Ristolainen’s analytics numbers are poor, but Fletcher said “it’s in context of what he was asked to do.” The GM attributed some of it to playing with a rotating group of partners and having so many different coaches.
“We like the skill set he brings,” Fletcher said. “... He played a really big role in Buffalo at a young age on a developing hockey team. I believe he had five [actually, six] different head coaches in Buffalo, so AV [Alain Vigneault] will be his [seventh] head coach, and we’re hoping with stability and putting him with another experienced partner, he can fit in very nicely.”

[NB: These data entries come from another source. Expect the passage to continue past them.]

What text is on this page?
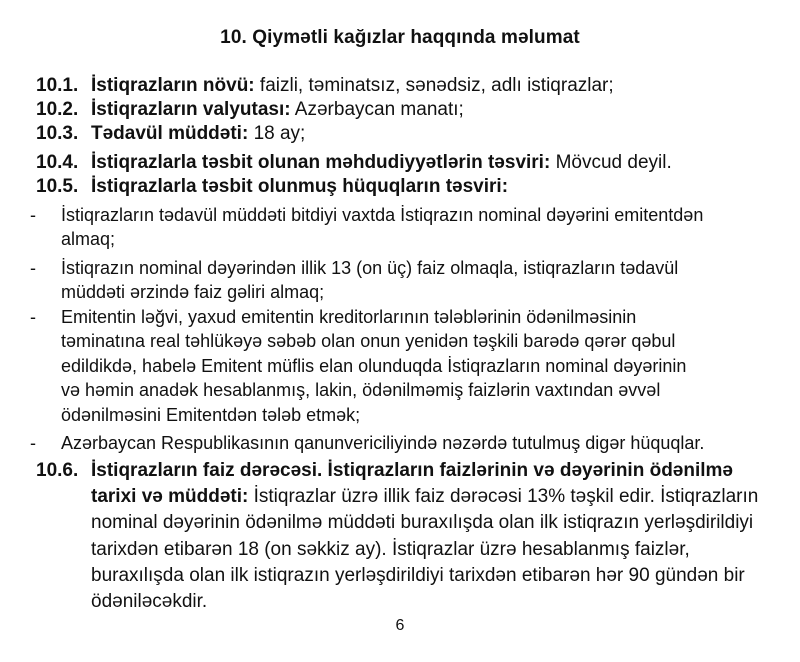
10. Qiymətli kağızlar haqqında məlumat
10.1. İstiqrazların növü: faizli, təminatsız, sənədsiz, adlı istiqrazlar;
10.2. İstiqrazların valyutası: Azərbaycan manatı;
10.3. Tədavül müddəti: 18 ay;
10.4. İstiqrazlarla təsbit olunan məhdudiyyətlərin təsviri: Mövcud deyil.
10.5. İstiqrazlarla təsbit olunmuş hüquqların təsviri:
- İstiqrazların tədavül müddəti bitdiyi vaxtda İstiqrazın nominal dəyərini emitentdən
almaq;
- İstiqrazın nominal dəyərindən illik 13 (on üç) faiz olmaqla, istiqrazların tədavül
müddəti ərzində faiz gəliri almaq;
- Emitentin ləğvi, yaxud emitentin kreditorlarının tələblərinin ödənilməsinin
təminatına real təhlükəyə səbəb olan onun yenidən təşkili barədə qərər qəbul
edildikdə, habelə Emitent müflis elan olunduqda İstiqrazların nominal dəyərinin
və həmin anadək hesablanmış, lakin, ödənilməmiş faizlərin vaxtından əvvəl
ödənilməsini Emitentdən tələb etmək;
- Azərbaycan Respublikasının qanunvericiliyində nəzərdə tutulmuş digər hüquqlar.
10.6. İstiqrazların faiz dərəcəsi. İstiqrazların faizlərinin və dəyərinin ödənilmə
tarixi və müddəti: İstiqrazlar üzrə illik faiz dərəcəsi 13% təşkil edir. İstiqrazların
nominal dəyərinin ödənilmə müddəti buraxılışda olan ilk istiqrazın yerləşdirildiyi
tarixdən etibarən 18 (on səkkiz ay). İstiqrazlar üzrə hesablanmış faizlər,
buraxılışda olan ilk istiqrazın yerləşdirildiyi tarixdən etibarən hər 90 gündən bir
ödəniləcəkdir.
6
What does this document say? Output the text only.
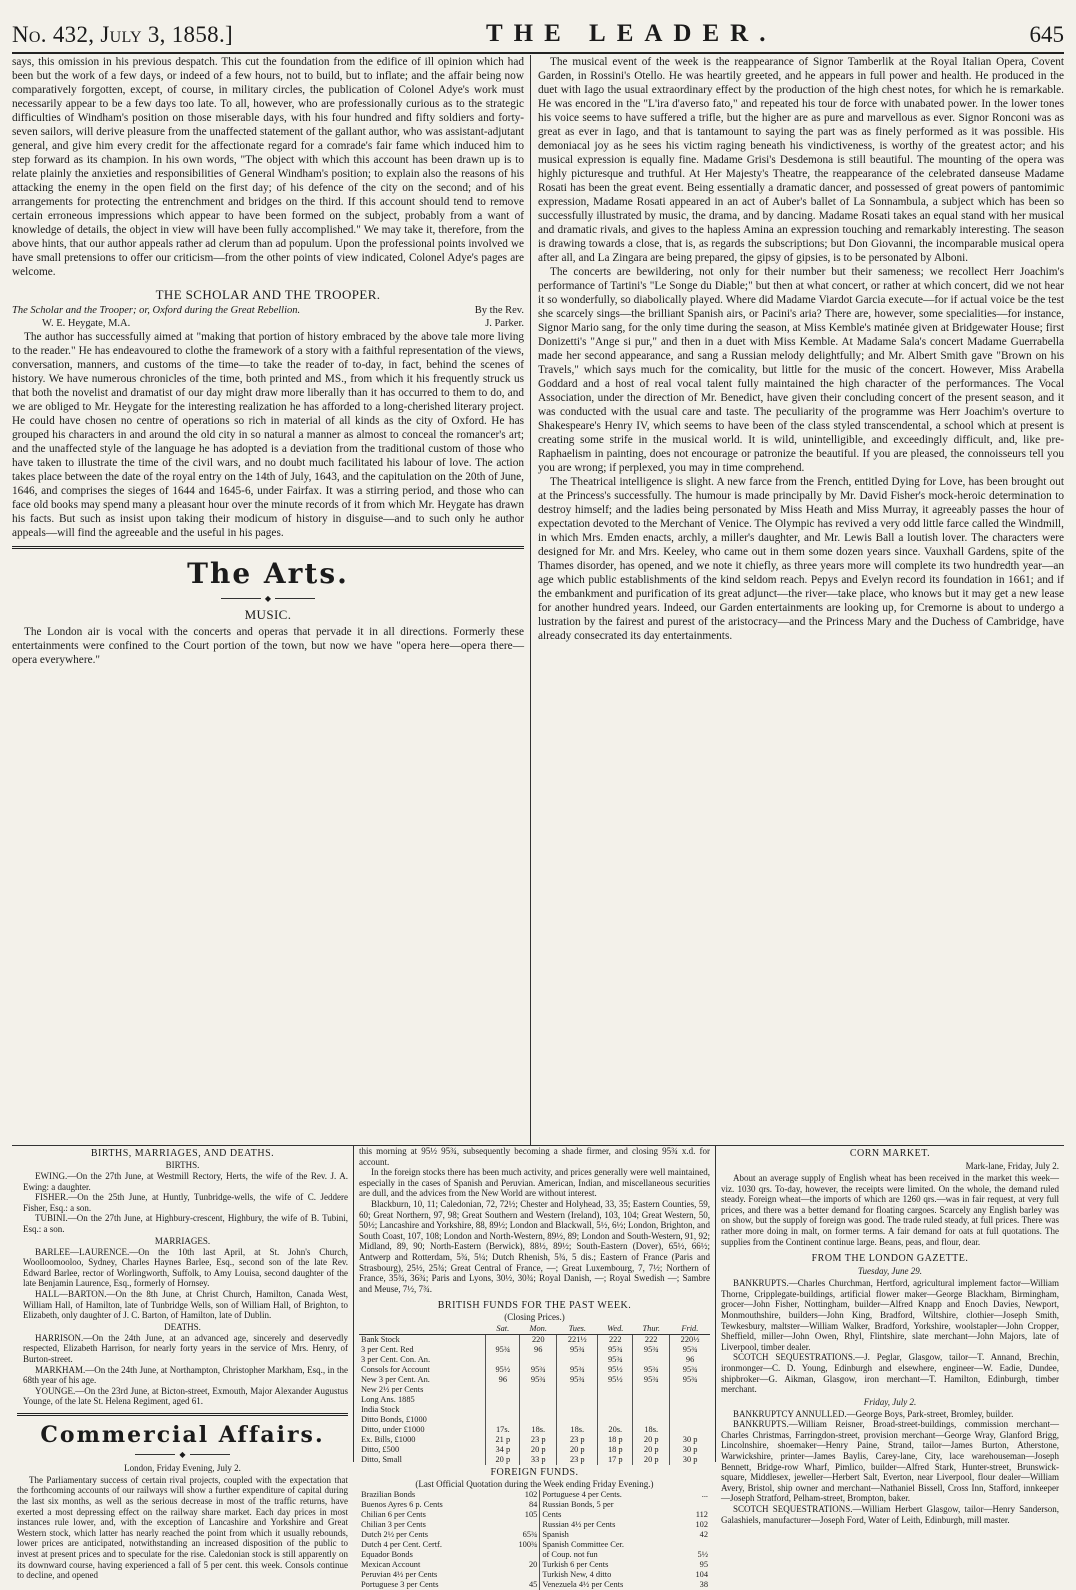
No. 432, July 3, 1858.]	THE LEADER.	645

says, this omission in his previous despatch. This cut the foundation from the edifice of ill opinion which had been but the work of a few days, or indeed of a few hours, not to build, but to inflate; and the affair being now comparatively forgotten, except, of course, in military circles, the publication of Colonel Adye's work must necessarily appear to be a few days too late. To all, however, who are professionally curious as to the strategic difficulties of Windham's position on those miserable days, with his four hundred and fifty soldiers and forty-seven sailors, will derive pleasure from the unaffected statement of the gallant author, who was assistant-adjutant general, and give him every credit for the affectionate regard for a comrade's fair fame which induced him to step forward as its champion. In his own words, "The object with which this account has been drawn up is to relate plainly the anxieties and responsibilities of General Windham's position; to explain also the reasons of his attacking the enemy in the open field on the first day; of his defence of the city on the second; and of his arrangements for protecting the entrenchment and bridges on the third. If this account should tend to remove certain erroneous impressions which appear to have been formed on the subject, probably from a want of knowledge of details, the object in view will have been fully accomplished." We may take it, therefore, from the above hints, that our author appeals rather ad clerum than ad populum. Upon the professional points involved we have small pretensions to offer our criticism—from the other points of view indicated, Colonel Adye's pages are welcome.

THE SCHOLAR AND THE TROOPER.
The Scholar and the Trooper; or, Oxford during the Great Rebellion.	By the Rev.
W. E. Heygate, M.A.	J. Parker.

The author has successfully aimed at "making that portion of history embraced by the above tale more living to the reader." He has endeavoured to clothe the framework of a story with a faithful representation of the views, conversation, manners, and customs of the time—to take the reader of to-day, in fact, behind the scenes of history. We have numerous chronicles of the time, both printed and MS., from which it his frequently struck us that both the novelist and dramatist of our day might draw more liberally than it has occurred to them to do, and we are obliged to Mr. Heygate for the interesting realization he has afforded to a long-cherished literary project. He could have chosen no centre of operations so rich in material of all kinds as the city of Oxford. He has grouped his characters in and around the old city in so natural a manner as almost to conceal the romancer's art; and the unaffected style of the language he has adopted is a deviation from the traditional custom of those who have taken to illustrate the time of the civil wars, and no doubt much facilitated his labour of love. The action takes place between the date of the royal entry on the 14th of July, 1643, and the capitulation on the 20th of June, 1646, and comprises the sieges of 1644 and 1645-6, under Fairfax. It was a stirring period, and those who can face old books may spend many a pleasant hour over the minute records of it from which Mr. Heygate has drawn his facts. But such as insist upon taking their modicum of history in disguise—and to such only he author appeals—will find the agreeable and the useful in his pages.

The Arts.
◆
MUSIC.

The London air is vocal with the concerts and operas that pervade it in all directions. Formerly these entertainments were confined to the Court portion of the town, but now we have "opera here—opera there—opera everywhere."

The musical event of the week is the reappearance of Signor Tamberlik at the Royal Italian Opera, Covent Garden, in Rossini's Otello. He was heartily greeted, and he appears in full power and health. He produced in the duet with Iago the usual extraordinary effect by the production of the high chest notes, for which he is remarkable. He was encored in the "L'ira d'averso fato," and repeated his tour de force with unabated power. In the lower tones his voice seems to have suffered a trifle, but the higher are as pure and marvellous as ever. Signor Ronconi was as great as ever in Iago, and that is tantamount to saying the part was as finely performed as it was possible. His demoniacal joy as he sees his victim raging beneath his vindictiveness, is worthy of the greatest actor; and his musical expression is equally fine. Madame Grisi's Desdemona is still beautiful. The mounting of the opera was highly picturesque and truthful. At Her Majesty's Theatre, the reappearance of the celebrated danseuse Madame Rosati has been the great event. Being essentially a dramatic dancer, and possessed of great powers of pantomimic expression, Madame Rosati appeared in an act of Auber's ballet of La Sonnambula, a subject which has been so successfully illustrated by music, the drama, and by dancing. Madame Rosati takes an equal stand with her musical and dramatic rivals, and gives to the hapless Amina an expression touching and remarkably interesting. The season is drawing towards a close, that is, as regards the subscriptions; but Don Giovanni, the incomparable musical opera after all, and La Zingara are being prepared, the gipsy of gipsies, is to be personated by Alboni.

The concerts are bewildering, not only for their number but their sameness; we recollect Herr Joachim's performance of Tartini's "Le Songe du Diable;" but then at what concert, or rather at which concert, did we not hear it so wonderfully, so diabolically played. Where did Madame Viardot Garcia execute—for if actual voice be the test she scarcely sings—the brilliant Spanish airs, or Pacini's aria? There are, however, some specialities—for instance, Signor Mario sang, for the only time during the season, at Miss Kemble's matinée given at Bridgewater House; first Donizetti's "Ange si pur," and then in a duet with Miss Kemble. At Madame Sala's concert Madame Guerrabella made her second appearance, and sang a Russian melody delightfully; and Mr. Albert Smith gave "Brown on his Travels," which says much for the comicality, but little for the music of the concert. However, Miss Arabella Goddard and a host of real vocal talent fully maintained the high character of the performances. The Vocal Association, under the direction of Mr. Benedict, have given their concluding concert of the present season, and it was conducted with the usual care and taste. The peculiarity of the programme was Herr Joachim's overture to Shakespeare's Henry IV, which seems to have been of the class styled transcendental, a school which at present is creating some strife in the musical world. It is wild, unintelligible, and exceedingly difficult, and, like pre-Raphaelism in painting, does not encourage or patronize the beautiful. If you are pleased, the connoisseurs tell you you are wrong; if perplexed, you may in time comprehend.

The Theatrical intelligence is slight. A new farce from the French, entitled Dying for Love, has been brought out at the Princess's successfully. The humour is made principally by Mr. David Fisher's mock-heroic determination to destroy himself; and the ladies being personated by Miss Heath and Miss Murray, it agreeably passes the hour of expectation devoted to the Merchant of Venice. The Olympic has revived a very odd little farce called the Windmill, in which Mrs. Emden enacts, archly, a miller's daughter, and Mr. Lewis Ball a loutish lover. The characters were designed for Mr. and Mrs. Keeley, who came out in them some dozen years since. Vauxhall Gardens, spite of the Thames disorder, has opened, and we note it chiefly, as three years more will complete its two hundredth year—an age which public establishments of the kind seldom reach. Pepys and Evelyn record its foundation in 1661; and if the embankment and purification of its great adjunct—the river—take place, who knows but it may get a new lease for another hundred years. Indeed, our Garden entertainments are looking up, for Cremorne is about to undergo a lustration by the fairest and purest of the aristocracy—and the Princess Mary and the Duchess of Cambridge, have already consecrated its day entertainments.

BIRTHS, MARRIAGES, AND DEATHS.
BIRTHS.

EWING.—On the 27th June, at Westmill Rectory, Herts, the wife of the Rev. J. A. Ewing: a daughter.

FISHER.—On the 25th June, at Huntly, Tunbridge-wells, the wife of C. Jeddere Fisher, Esq.: a son.

TUBINI.—On the 27th June, at Highbury-crescent, Highbury, the wife of B. Tubini, Esq.: a son.

MARRIAGES.

BARLEE—LAURENCE.—On the 10th last April, at St. John's Church, Woolloomooloo, Sydney, Charles Haynes Barlee, Esq., second son of the late Rev. Edward Barlee, rector of Worlingworth, Suffolk, to Amy Louisa, second daughter of the late Benjamin Laurence, Esq., formerly of Hornsey.

HALL—BARTON.—On the 8th June, at Christ Church, Hamilton, Canada West, William Hall, of Hamilton, late of Tunbridge Wells, son of William Hall, of Brighton, to Elizabeth, only daughter of J. C. Barton, of Hamilton, late of Dublin.

DEATHS.

HARRISON.—On the 24th June, at an advanced age, sincerely and deservedly respected, Elizabeth Harrison, for nearly forty years in the service of Mrs. Henry, of Burton-street.

MARKHAM.—On the 24th June, at Northampton, Christopher Markham, Esq., in the 68th year of his age.

YOUNGE.—On the 23rd June, at Bicton-street, Exmouth, Major Alexander Augustus Younge, of the late St. Helena Regiment, aged 61.

Commercial Affairs.
◆
London, Friday Evening, July 2.

The Parliamentary success of certain rival projects, coupled with the expectation that the forthcoming accounts of our railways will show a further expenditure of capital during the last six months, as well as the serious decrease in most of the traffic returns, have exerted a most depressing effect on the railway share market. Each day prices in most instances rule lower, and, with the exception of Lancashire and Yorkshire and Great Western stock, which latter has nearly reached the point from which it usually rebounds, lower prices are anticipated, notwithstanding an increased disposition of the public to invest at present prices and to speculate for the rise. Caledonian stock is still apparently on its downward course, having experienced a fall of 5 per cent. this week. Consols continue to decline, and opened

this morning at 95½ 95¾, subsequently becoming a shade firmer, and closing 95¾ x.d. for account.

In the foreign stocks there has been much activity, and prices generally were well maintained, especially in the cases of Spanish and Peruvian. American, Indian, and miscellaneous securities are dull, and the advices from the New World are without interest.

Blackburn, 10, 11; Caledonian, 72, 72½; Chester and Holyhead, 33, 35; Eastern Counties, 59, 60; Great Northern, 97, 98; Great Southern and Western (Ireland), 103, 104; Great Western, 50, 50½; Lancashire and Yorkshire, 88, 89½; London and Blackwall, 5½, 6½; London, Brighton, and South Coast, 107, 108; London and North-Western, 89½, 89; London and South-Western, 91, 92; Midland, 89, 90; North-Eastern (Berwick), 88½, 89½; South-Eastern (Dover), 65½, 66½; Antwerp and Rotterdam, 5¾, 5¼; Dutch Rhenish, 5¾, 5 dis.; Eastern of France (Paris and Strasbourg), 25½, 25¾; Great Central of France, —; Great Luxembourg, 7, 7½; Northern of France, 35¾, 36¾; Paris and Lyons, 30½, 30¾; Royal Danish, —; Royal Swedish —; Sambre and Meuse, 7½, 7¾.

BRITISH FUNDS FOR THE PAST WEEK.
(Closing Prices.)
	Sat.	Mon.	Tues.	Wed.	Thur.	Frid.
Bank Stock		220	221½	222	222	220½
3 per Cent. Red	95¾	96	95¾	95¾	95¾	95¾
3 per Cent. Con. An.				95¾		96
Consols for Account	95½	95¾	95¾	95½	95¾	95¾
New 3 per Cent. An.	96	95¾	95¾	95½	95¾	95¾
New 2½ per Cents						
Long Ans. 1885						
India Stock						
Ditto Bonds, £1000						
Ditto, under £1000	17s.	18s.	18s.	20s.	18s.	
Ex. Bills, £1000	21 p	23 p	23 p	18 p	20 p	30 p
Ditto, £500	34 p	20 p	20 p	18 p	20 p	30 p
Ditto, Small	20 p	33 p	23 p	17 p	20 p	30 p
FOREIGN FUNDS.
(Last Official Quotation during the Week ending Friday Evening.)
Brazilian Bonds	102	Portuguese 4 per Cents.	...
Buenos Ayres 6 p. Cents	84	Russian Bonds, 5 per	
Chilian 6 per Cents	105	Cents	112
Chilian 3 per Cents		Russian 4½ per Cents	102
Dutch 2½ per Cents	65¾	Spanish	42
Dutch 4 per Cent. Certf.	100¾	Spanish Committee Cer.	
Equador Bonds		of Coup. not fun	5½
Mexican Account	20	Turkish 6 per Cents	95
Peruvian 4½ per Cents		Turkish New, 4 ditto	104
Portuguese 3 per Cents	45	Venezuela 4½ per Cents	38
CORN MARKET.
Mark-lane, Friday, July 2.

About an average supply of English wheat has been received in the market this week—viz. 1030 qrs. To-day, however, the receipts were limited. On the whole, the demand ruled steady. Foreign wheat—the imports of which are 1260 qrs.—was in fair request, at very full prices, and there was a better demand for floating cargoes. Scarcely any English barley was on show, but the supply of foreign was good. The trade ruled steady, at full prices. There was rather more doing in malt, on former terms. A fair demand for oats at full quotations. The supplies from the Continent continue large. Beans, peas, and flour, dear.

FROM THE LONDON GAZETTE.
Tuesday, June 29.

BANKRUPTS.—Charles Churchman, Hertford, agricultural implement factor—William Thorne, Cripplegate-buildings, artificial flower maker—George Blackham, Birmingham, grocer—John Fisher, Nottingham, builder—Alfred Knapp and Enoch Davies, Newport, Monmouthshire, builders—John King, Bradford, Wiltshire, clothier—Joseph Smith, Tewkesbury, maltster—William Walker, Bradford, Yorkshire, woolstapler—John Cropper, Sheffield, miller—John Owen, Rhyl, Flintshire, slate merchant—John Majors, late of Liverpool, timber dealer.

SCOTCH SEQUESTRATIONS.—J. Peglar, Glasgow, tailor—T. Annand, Brechin, ironmonger—C. D. Young, Edinburgh and elsewhere, engineer—W. Eadie, Dundee, shipbroker—G. Aikman, Glasgow, iron merchant—T. Hamilton, Edinburgh, timber merchant.

Friday, July 2.

BANKRUPTCY ANNULLED.—George Boys, Park-street, Bromley, builder.

BANKRUPTS.—William Reisner, Broad-street-buildings, commission merchant—Charles Christmas, Farringdon-street, provision merchant—George Wray, Glanford Brigg, Lincolnshire, shoemaker—Henry Paine, Strand, tailor—James Burton, Atherstone, Warwickshire, printer—James Baylis, Carey-lane, City, lace warehouseman—Joseph Bennett, Bridge-row Wharf, Pimlico, builder—Alfred Stark, Hunter-street, Brunswick-square, Middlesex, jeweller—Herbert Salt, Everton, near Liverpool, flour dealer—William Avery, Bristol, ship owner and merchant—Nathaniel Bissell, Cross Inn, Stafford, innkeeper—Joseph Stratford, Pelham-street, Brompton, baker.

SCOTCH SEQUESTRATIONS.—William Herbert Glasgow, tailor—Henry Sanderson, Galashiels, manufacturer—Joseph Ford, Water of Leith, Edinburgh, mill master.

The Flyers have $7.4 million in cap space, assuming Morgan Frost, Wade Allison, and York are on the team. They need to sign RFAs Carter Hart and Sanheim and add a backup goalie. Fletcher would also like to add a forward who can bolster the penalty kill.
An extremely durable player, Ristolainen appeared in all but 27 of Buffalo’s games over the last seven seasons.
The Flyers parted with Hagg, a steady, physical defender who had a $1.6 million cap hit. His best friend on the Flyers is fellow Swede Oskar Lindblom, and he helped the young left winger in his battle against a rare bone cancer.
Hagg, 26, was a second-round choice in the same 2013 draft that produced Ristolainen. An easy-going person with a dry sense of humor, Hagg was a popular player in the Flyers’ locker room.
Fletcher called him a “great human being” and a “heart and soul guy.”
As for trading their first pick, Fletcher said it was “extremely difficult” and noted that the scouts had worked tirelessly this year on drafting the right player(s).
The Flyers did not have a first-round pick for the first time since 2010. They will be selecting in the second day of the draft, Saturday, when Rounds 2-7 are held.
Fletcher said that because prospects weren’t seen as much in person this year as a result of the pandemic, he and his scouts are hopeful they can secure a stronger player than usual in Round 2.
With the 13th overall pick they acquired from the Flyers, Buffalo took elusive 5-foot-11, 161-pound right winger Isak Rosen on Friday night. ... Samuel Morin, an unrestricted free agent, could compete for the seventh defensive spot if signed. ... Between 2015-16 and 2018-19, Ristolainen had four straight seasons with more than 40 points. ... After going through annual rebuilding seasons in Buffalo, Ristolainen said he feels he would be “at my best when I play meaningful games. I see myself as a playoff-type player. I’m not that young anymore. I need to get some meaningful games.” ... Fletcher said he didn’t expect to make any more deals this weekend. ... With limited cap space, the Flyers did not pursue Buffalo center Jack Eichel, Fletcher said.